Distributed Generation

In 2010, Governor Jerry Brown set a goal of installing 20,000 MW of renewable electricity by 2020. His Clean Energy Jobs Plan included a specific target of 12,000 MW of Distributed Generation, targeting localized energy, in order to spur investment in renewable energy and help meet the state’s ambitious climate goals. Distributed Generation (DG) generally refers to on site generation (such as solar energy at a home or business) or generation located closer to population centers or other high demand areas. Examples of customer-side DG programs include the California Solar Initiative and the Self-Generation Incentive Program.  Utility-side procurement of DG resources occurs through a variety of procurement programs, including the Renewable Portfolio Standard (RPS) program, which includes competitive solicitations, feed-in tariffs, and utility solar programs. 

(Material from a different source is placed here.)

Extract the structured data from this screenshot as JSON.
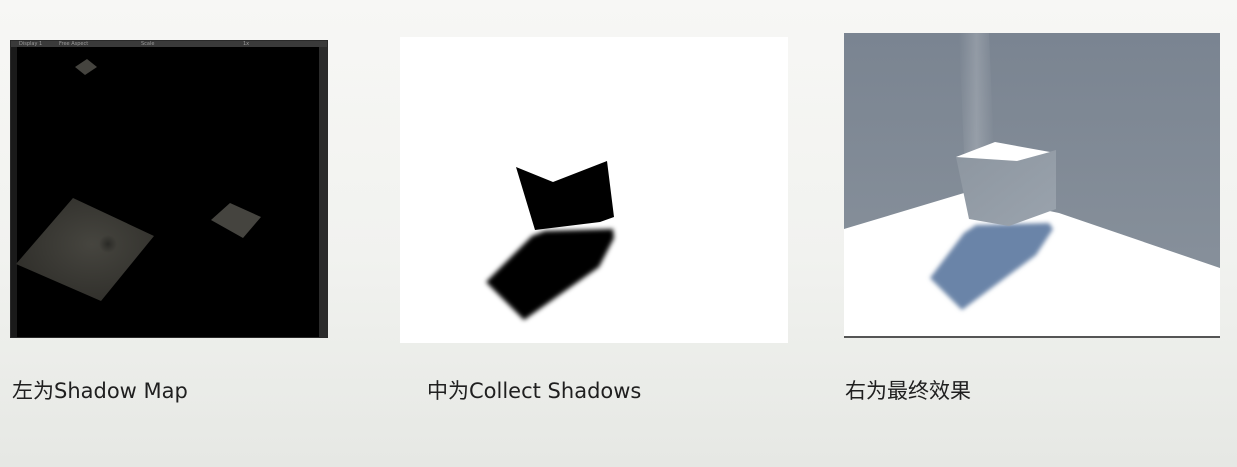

California Solar Initiative

Customers receive upfront cash incentives when they install solar electric systems on homes, businesses, and public sites. 

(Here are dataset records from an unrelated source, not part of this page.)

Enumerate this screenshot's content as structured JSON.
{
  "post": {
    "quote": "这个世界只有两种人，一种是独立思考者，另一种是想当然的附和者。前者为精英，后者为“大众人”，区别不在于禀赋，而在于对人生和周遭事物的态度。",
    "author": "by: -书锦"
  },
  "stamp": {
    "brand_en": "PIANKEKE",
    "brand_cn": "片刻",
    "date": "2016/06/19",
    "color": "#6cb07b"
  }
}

Feed-in Tariff Small Renewable Energy Generators

A mechanism for small renewable generators to sell power to utilities and help contribute to California's renewable energy goals.

Net Energy Metering

A billing arrangement that enables customers who off-set all or a portion of their electricity usage with on-site generation to receive a financial credit for the “net,” or extra, energy produced by their system and fed back to the grid.

Self-Generation Incentive Program 

California's electric utility customers receive upfront and/or performance-based rebates when they install wind turbines, fuel cells, or related storage systems combined with wind turbines or fuel cells.